#What'sTheHype : Histoires d'activisme en milieu de travail avec Netflix, Apple et IATSE

Publié: 2021-10-29

Une étude récente d'Edelman a confirmé ce qui est déjà évident depuis un certain temps : les employés sont de plus en plus motivés et motivés par leurs convictions et leurs valeurs personnelles .

Les deux dernières années, aussi marquées qu'elles aient été par la pandémie et les mouvements sociaux, ont façonné notre façon de voir et d'interagir avec notre environnement, y compris le lieu de travail.

Les gens sont sortis de cette période plus avides de justice, d'inclusivité et de dignité. Et cette faim a saigné sur le lieu de travail.

Les employés ne sont plus disposés à accepter le statu quo et à rester volontairement ignorants et silencieux par peur de perdre leur emploi.

Tout le contraire, en fait. L'étude Edelman a montré que 59 % des employés sont prêts ou ont quitté leur emploi parce qu'il ne correspondait pas à leurs valeurs, et 50 % parce qu'il ne correspondait pas à leur style de vie .

Pourcentage de ceux qui changent d'emploi et les raisons de la décision, source : étude Edelman

De plus, ils choisiront leur prochain employeur en fonction de convictions partagées. Les employés d'aujourd'hui ont des attentes plus élevées :

  • 77 % déclarent que l'autonomisation personnelle (y compris les valeurs et la diversité) est un facteur déterminant d'attentes/de compromis lorsqu'ils envisagent un emploi (71 % disent la même chose pour l'impact social).
« 7 personnes sur 10 s'attendent à des opportunités d'impact social », source : étude Edelman
  • 6 employés sur 10 choisissent leur employeur en fonction de leurs convictions.
    Certaines des croyances incluses dans l'étude touchent à la morale, à la position de l'employeur sur les questions sociales, au silence sur les questions controversées et plus encore.
61% choisissent leur employeur en fonction de leurs convictions, source : étude Edelman

Enfin, l'étude Edelman constate que « l'activisme en milieu de travail devient la norme » . Plus précisément, 76 % des employés ont déclaré qu'ils « prendraient des mesures pour produire ou motiver des changements urgents et nécessaires au sein de l'organisation ».

De ce nombre, 40 % ont déclaré qu'ils le rendraient public, ce qui inclut des actions telles que des dénonciations, des grèves, des manifestations, des fuites de documents internes ou d'e-mails , etc.

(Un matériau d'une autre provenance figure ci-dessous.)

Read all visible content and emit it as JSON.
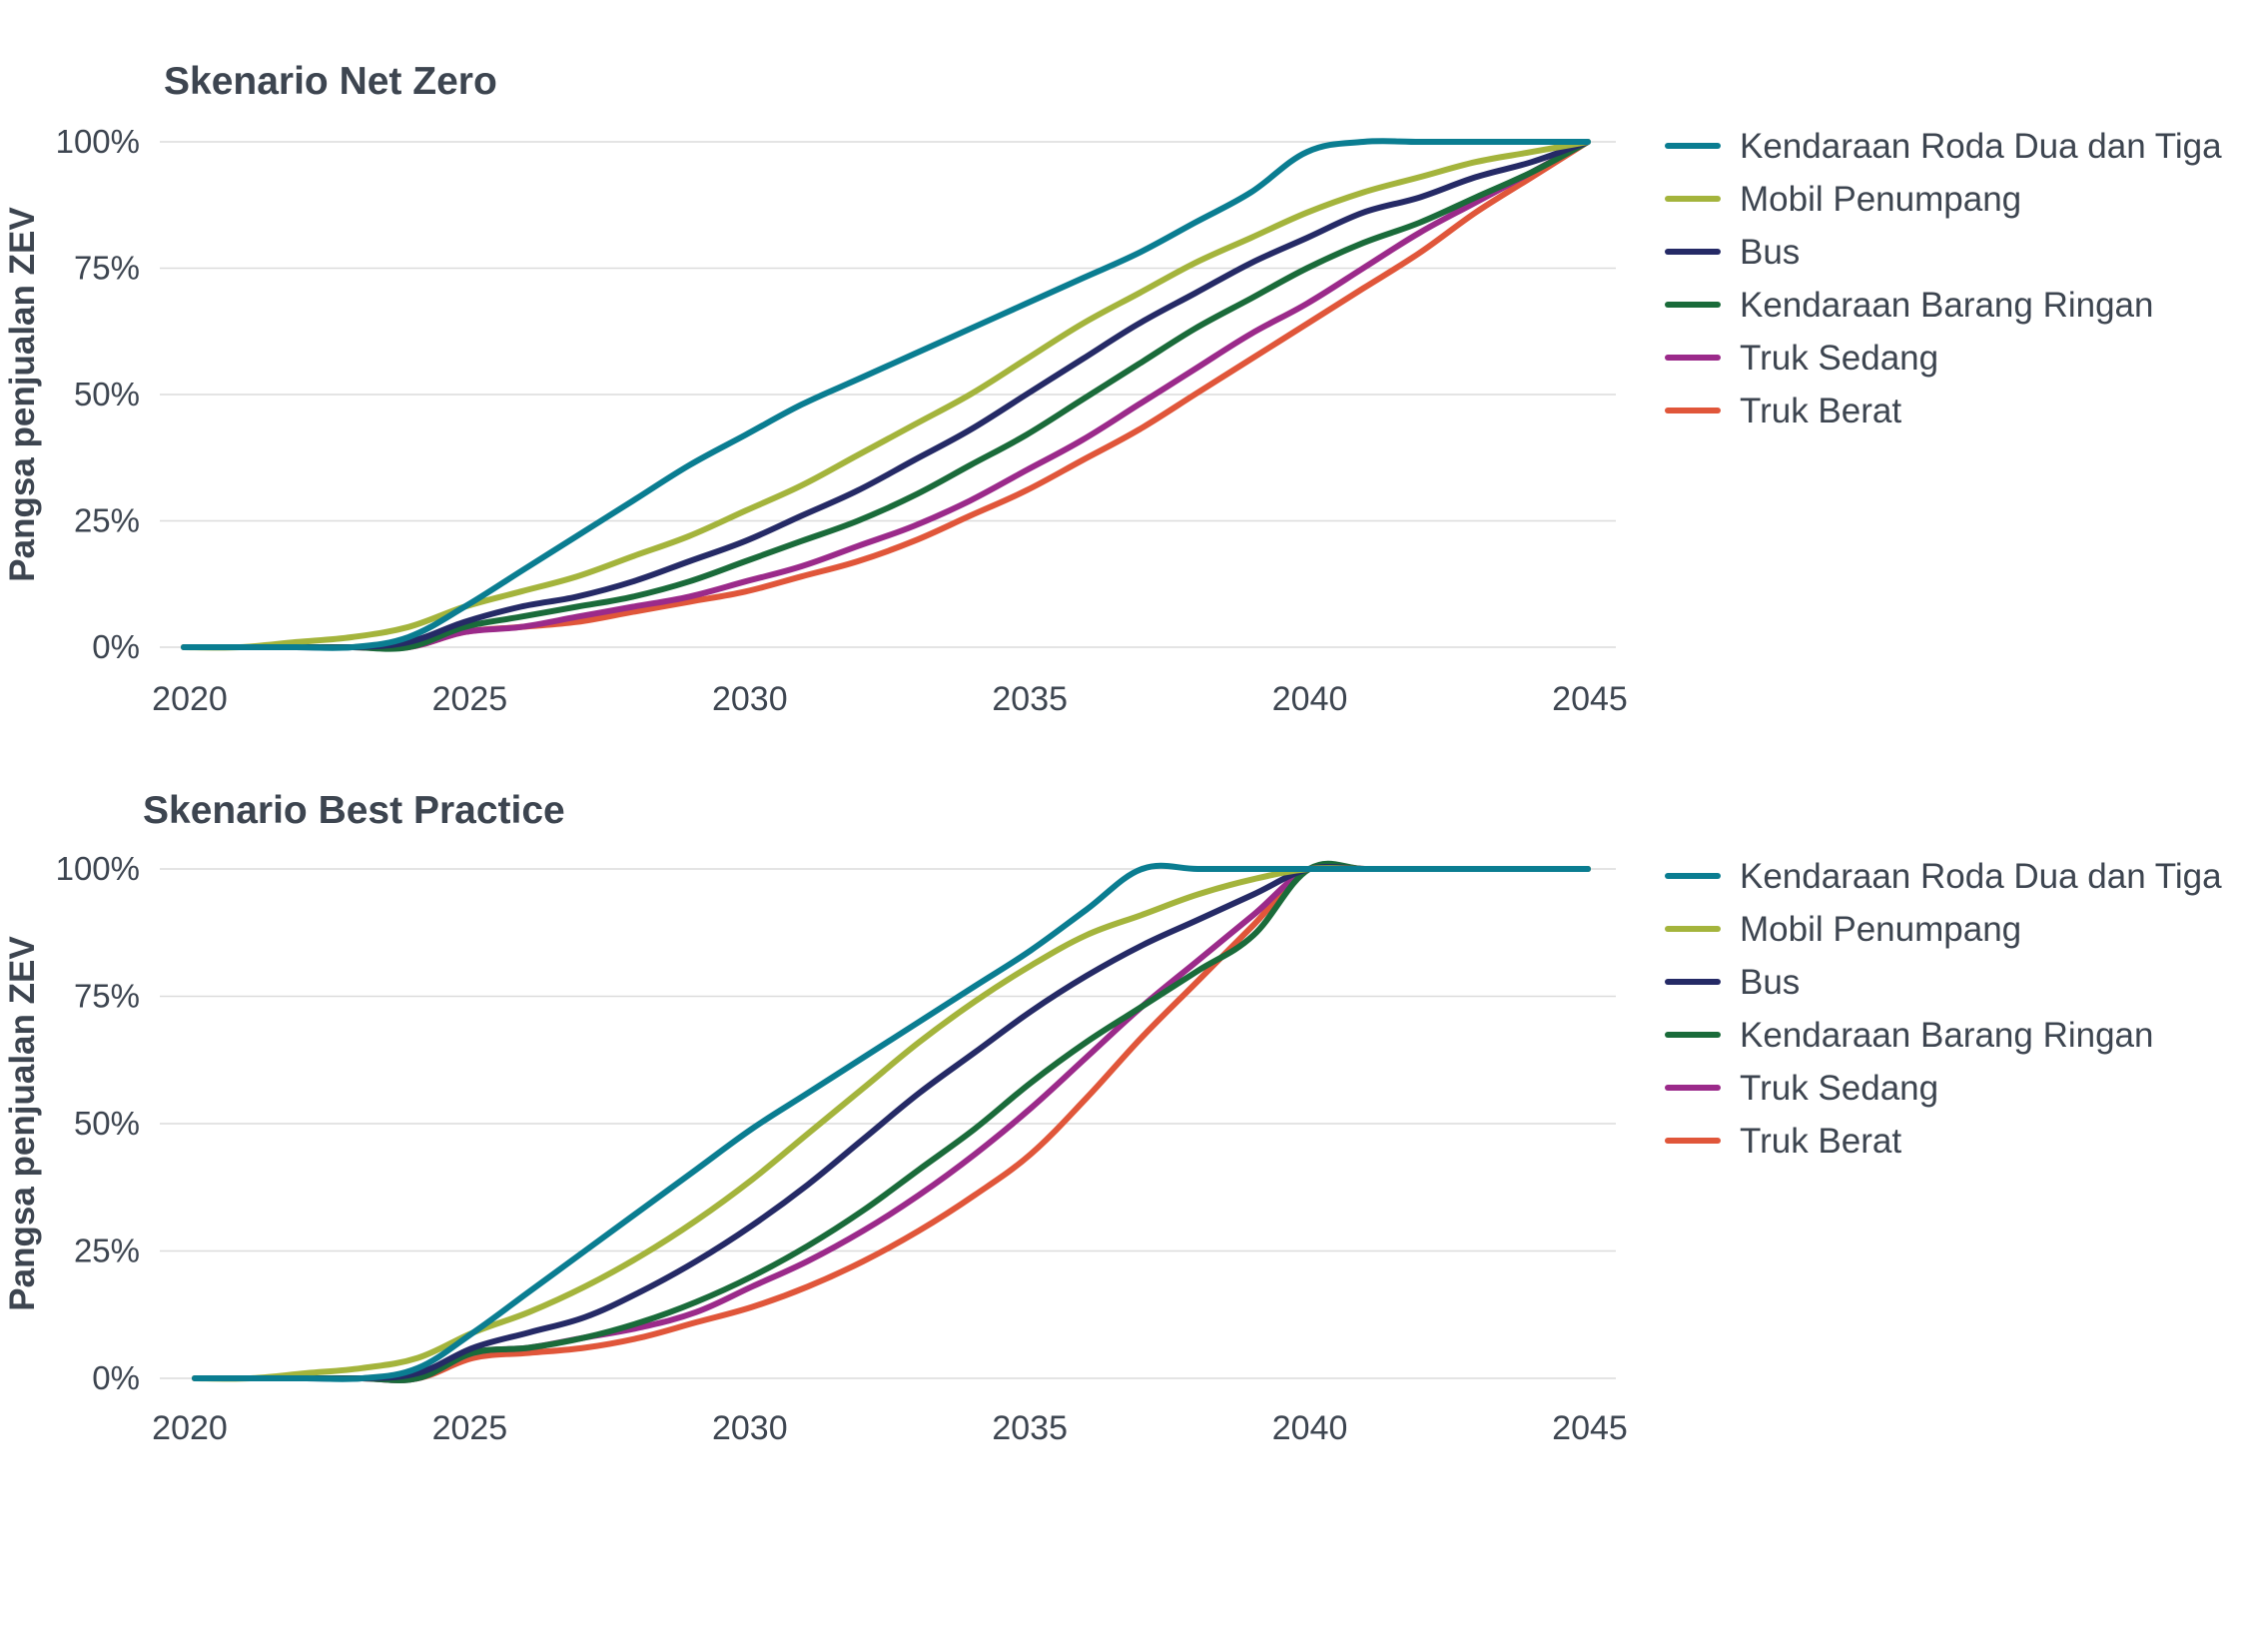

Vraiment, il ne s'agit pas de poser et de parler, mais plutôt de marcher aussi. Le mois dernier, il y a eu de nombreuses histoires de personnes faisant grève ou protestant contre les injustices sur le lieu de travail. Les employés en ont marre et ils n'ont plus souvent peur de le montrer – au diable les conséquences possibles.

Plongeons-nous donc dans ces histoires.

Les employés de Netflix organisent un débrayage après la comédie spéciale controversée de Dave Chappelle

dave chappelle lors de son émission spéciale sur la comédie
Dave Chappelle lors de son émission spéciale "Closer", source : Vox

"Ça va devenir bien pire que ça."

"Je vais jusqu'au bout."

Conscient de soi, mais impénitent et délibérément provoquant, semble être le meilleur mot pour décrire la plus récente comédie spéciale de Dave Chappelle sur Netflix.

Doubler le fait d'être offensant envers la communauté LGBTQ+ et les personnes trans en particulier ? Si le débrayage organisé des employés de Netflix doit passer, absolument.

Dave Chappelle dégage beaucoup les vibrations « Je soutiens la communauté LGBTQ+ et je suis un allié, mais … ».

Il sait exactement ce qu'il dit et l'impact et les conséquences que ses paroles auront. Il est également assez défensif et ne regrette jamais vraiment. Si vous dites quelque chose qu'une personne ou un groupe de personnes trouve offensant, blesse et considère comme discriminatoire, pourquoi est-il si difficile de l'assumer et de s'excuser ?

Surtout si vous ne faites pas partie d'un groupe marginalisé dont vous parlez - comment pouvez- vous être celui qui décide ce qui est et ce qui n'est pas correct de dire ?

Même si c'est une partie d'une blague ou d'un sketch. Surtout si c'est le cas. Il est temps de retirer la rhétorique « tu ne peux pas prendre une blague, tu es sensible ».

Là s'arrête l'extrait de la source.